Sometimes life really sucks.. so sorry to hear this.


----------



## arktixan (Mar 30, 2010)

Let's hope things turn around quickly! xD


----------



## bettaforu (Sep 6, 2009)

Well someone upstairs must like me  I just found my Tibee is NOT dead, but alive and well. I was absolutely certain that dead shrimp was my black/white Tibee this one.

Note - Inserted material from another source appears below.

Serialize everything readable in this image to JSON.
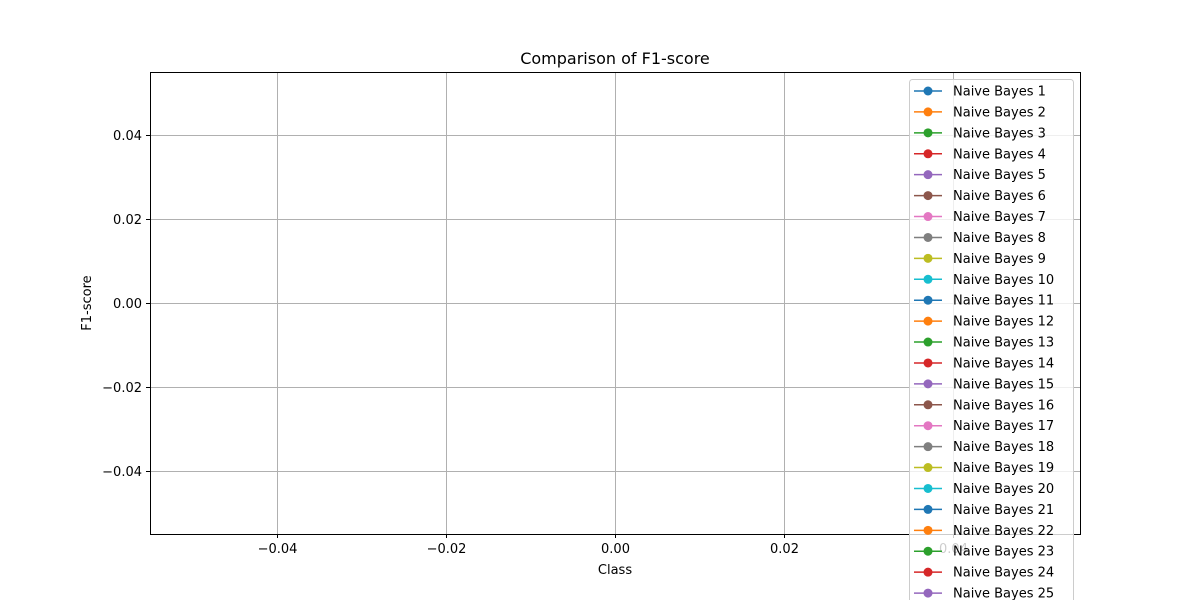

I think it must have been one of my BKK....it was so dried out and all I could see was the black/white on it, and I couldn't find this one anywhere, so I thought it was her!

THANK YOU LORD!


----------



## Egonsgirl (Feb 28, 2012)

That is so awesome.... Maybe this year may have a few good days.  YAY!!


----------



## Dman (May 1, 2012)

I love that red tiger  never see them anywhere


----------



## arktixan (Mar 30, 2010)

Hooray! 

That's excellent News!


----------



## Fishfur (Mar 4, 2012)

Yahoo... good news.. nice to hear for a change !


----------



## bettaforu (Sep 6, 2009)

Matt took all the Red Tigers  Hopefully he can breed enough to supply GTA members down the road


----------



## Dman (May 1, 2012)

bettaforu said:


> Matt took all the Red Tigers  Hopefully he can breed enough to supply GTA members down the road


I wasn't aware you sold them, wish I knew, I asked you a long time about them :S


----------



## bettaforu (Sep 6, 2009)

Andrew, they were posted on the classified section for a few days. 

Matt was the 2nd person to contact me about them....the 1st one said he wanted them then never got back to me . 

Sorry but, I didn't remember who all said they were interested in them, so I just posted the ad and figured everyone would see it and pm me.


----------